The first comes from Salon. Essentially, if the FCC goes unchecked, we may be seeing a lot less competition in the broadband arena. Much less. I have yet to parse the entire article, but the leading paragraph scares me enough:
In March, the FCC ruled that cable companies do not have to open their networks to competing Internet service providers, or ISPs. A FCC proposal to extend the same exemption to DSL service is pending. If approved, the proposal will allow local phone companies, now down to four “Baby Bells,” to deny other DSL providers access to local phone networks. Currently, all DSL providers are guaranteed access to phone networks under the FCC’s interpretation of federal telecommunications law.
In the worst possible case, Earthlink — my DSL provider — can be told by BellSouth to get lost. Where does that leave me and thousands of others?
The other thing was Arianna Huffington’s latest column, in which she takes Wall Street to task. It’s about time someone called for reform in the all-too-cosy relationships between companies and their “analysts”.

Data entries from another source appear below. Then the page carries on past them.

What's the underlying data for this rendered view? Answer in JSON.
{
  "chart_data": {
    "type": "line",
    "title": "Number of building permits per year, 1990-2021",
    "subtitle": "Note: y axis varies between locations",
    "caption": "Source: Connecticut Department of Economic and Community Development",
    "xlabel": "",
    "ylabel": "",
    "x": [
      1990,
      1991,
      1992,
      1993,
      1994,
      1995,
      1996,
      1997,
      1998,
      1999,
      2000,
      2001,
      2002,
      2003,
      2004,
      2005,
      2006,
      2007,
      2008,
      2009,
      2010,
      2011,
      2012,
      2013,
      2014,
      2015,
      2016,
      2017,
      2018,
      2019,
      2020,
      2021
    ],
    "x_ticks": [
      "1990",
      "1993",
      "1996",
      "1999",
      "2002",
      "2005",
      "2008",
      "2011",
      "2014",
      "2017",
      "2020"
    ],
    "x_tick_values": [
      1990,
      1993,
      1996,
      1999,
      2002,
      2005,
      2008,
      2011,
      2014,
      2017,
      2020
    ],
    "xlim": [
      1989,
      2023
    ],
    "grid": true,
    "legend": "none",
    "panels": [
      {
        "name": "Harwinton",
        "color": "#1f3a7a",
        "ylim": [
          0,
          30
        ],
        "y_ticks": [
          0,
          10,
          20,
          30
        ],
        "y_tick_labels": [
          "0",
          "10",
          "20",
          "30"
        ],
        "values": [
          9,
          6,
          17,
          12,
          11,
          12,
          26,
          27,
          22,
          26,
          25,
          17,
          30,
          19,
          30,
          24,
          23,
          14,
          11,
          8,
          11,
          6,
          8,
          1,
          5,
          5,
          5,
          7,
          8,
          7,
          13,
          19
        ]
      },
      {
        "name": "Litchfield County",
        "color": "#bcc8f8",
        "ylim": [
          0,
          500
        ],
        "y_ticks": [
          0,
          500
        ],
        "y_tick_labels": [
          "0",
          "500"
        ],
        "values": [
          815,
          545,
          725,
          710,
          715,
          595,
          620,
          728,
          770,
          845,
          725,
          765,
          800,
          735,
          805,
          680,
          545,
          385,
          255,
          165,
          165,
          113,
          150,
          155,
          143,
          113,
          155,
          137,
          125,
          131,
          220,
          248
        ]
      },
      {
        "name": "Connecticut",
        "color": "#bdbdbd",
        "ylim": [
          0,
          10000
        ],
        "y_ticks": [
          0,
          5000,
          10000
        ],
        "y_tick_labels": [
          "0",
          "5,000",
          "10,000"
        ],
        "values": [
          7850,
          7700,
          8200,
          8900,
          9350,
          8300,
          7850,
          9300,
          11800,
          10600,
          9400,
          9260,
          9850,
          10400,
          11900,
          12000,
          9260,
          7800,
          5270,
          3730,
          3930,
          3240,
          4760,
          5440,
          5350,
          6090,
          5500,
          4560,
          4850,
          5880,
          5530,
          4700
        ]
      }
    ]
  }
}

Over the last decade, an unsettling number of Wall Street analysts morphed from highly professional researchers offering investors independent and objective advice into highly paid marketing machines, stopping at next to nothing to help generate huge investment banking fees for their firms. Trying to sign a client and need a positive research report to close the deal? No problem. Need a “buy” recommendation to keep a company’s share price from dipping? You got it. And since the shares of these companies go through the roof after you appear on television telling people to buy them, why not line one’s own pockets by buying and selling shares of the companies you tout? Who’s it going to hurt? I mean, other than ordinary shareholders not in the loop, in other words, the public.